For about 70 million Americans who have disabilities, Supplemental Security Income (SSI)–one of two disability benefits programs administered by the Social Security Administration (SSA)—is a crucial lifeline. But it comes with strings attached.
Because SSI is a program designed to assist individuals with little or no income, there are strict income and asset limits. To be eligible for SSI, individuals must have $2,000 or less in savings and other countable resources which can be converted to cash.
The finances of SSI beneficiaries are subject to intense scrutiny by the government, including a requirement to give the government permission to monitor their bank accounts. Much of the work the Social Security Administration does in monitoring bank accounts is done by hand.
During the COVID-19 pandemic, many SSI beneficiaries were unable to withdraw funds from their bank accounts due to health concerns and COVID stay-at-home rules. The result was that many of them accumulated money in their accounts above the SSI caps.

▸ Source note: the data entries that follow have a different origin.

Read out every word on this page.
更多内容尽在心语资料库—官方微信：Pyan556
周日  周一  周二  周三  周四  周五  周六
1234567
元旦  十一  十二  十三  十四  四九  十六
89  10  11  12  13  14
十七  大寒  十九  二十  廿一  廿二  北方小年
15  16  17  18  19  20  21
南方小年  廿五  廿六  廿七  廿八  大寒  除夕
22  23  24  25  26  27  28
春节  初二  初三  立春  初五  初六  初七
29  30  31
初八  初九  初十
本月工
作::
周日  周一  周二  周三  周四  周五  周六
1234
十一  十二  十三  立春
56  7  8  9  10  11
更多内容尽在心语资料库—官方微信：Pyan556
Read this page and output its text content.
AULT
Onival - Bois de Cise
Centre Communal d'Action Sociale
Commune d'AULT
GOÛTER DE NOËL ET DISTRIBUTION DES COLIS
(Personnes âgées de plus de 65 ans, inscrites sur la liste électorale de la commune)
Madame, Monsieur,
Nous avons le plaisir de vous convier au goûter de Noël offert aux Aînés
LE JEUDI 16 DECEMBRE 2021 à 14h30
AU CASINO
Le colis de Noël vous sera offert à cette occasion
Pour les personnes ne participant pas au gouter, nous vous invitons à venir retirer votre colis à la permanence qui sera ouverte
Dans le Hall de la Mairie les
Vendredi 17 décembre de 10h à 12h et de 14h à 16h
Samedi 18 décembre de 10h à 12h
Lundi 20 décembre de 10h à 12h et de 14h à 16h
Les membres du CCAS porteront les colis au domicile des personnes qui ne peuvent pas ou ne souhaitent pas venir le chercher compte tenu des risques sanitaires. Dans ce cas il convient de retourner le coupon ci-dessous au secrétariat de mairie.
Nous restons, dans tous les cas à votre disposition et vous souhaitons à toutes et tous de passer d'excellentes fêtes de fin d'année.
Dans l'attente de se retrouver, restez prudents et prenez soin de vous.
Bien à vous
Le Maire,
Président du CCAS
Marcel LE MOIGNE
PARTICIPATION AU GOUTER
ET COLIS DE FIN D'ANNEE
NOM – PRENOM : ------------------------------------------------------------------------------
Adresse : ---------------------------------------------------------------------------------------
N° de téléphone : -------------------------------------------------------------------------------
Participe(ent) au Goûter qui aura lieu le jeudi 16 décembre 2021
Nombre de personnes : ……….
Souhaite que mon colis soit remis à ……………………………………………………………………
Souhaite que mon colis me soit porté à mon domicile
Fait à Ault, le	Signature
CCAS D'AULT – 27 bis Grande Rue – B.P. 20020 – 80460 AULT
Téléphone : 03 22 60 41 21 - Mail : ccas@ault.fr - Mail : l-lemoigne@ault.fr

Further, in March 2020 the SSA closed many of its field offices due to the pandemic and halted asset monitoring. By the time the SSA resumed monitoring, many people’s accounts had grown even larger, and the agency demanded repayment (as Nash Disability Law firm reported in our newsletter last month). In some cases, the SSA ruled that the SSI recipients no longer qualified for SSI and cut off their benefits.
Now millions of the SSI recipients who had their benefits reduced or discontinued are eligible for millions in overpayment waivers and other relief because of a settlement approved by the United States District Court for the Eastern District of New York.
The court’s ruling was the outcome of a nationwide class action lawsuit filed by New York Legal Assistance Group and Justice in Aging.
Under the terms of the court’s decision, without having to take any action, about 250,000 SSI recipients will automatically get back benefits, credited to their accounts. An additional nearly two million more SSI beneficiaries will get relief because the ruling clarifies how they can request overpayments to be forgiven.
“This landmark settlement agreement is important recognition of the tremendous hardship SSI recipients faced during the early days of the pandemic, and in managing COVID throughout the public health emergency,” said Regan Bailey, litigation director at Justice in Aging
“Overpayments incurred during this time should be reviewed in context—with SSA offices closed, many government offices closed—it was virtually impossible to conduct business with the agency.”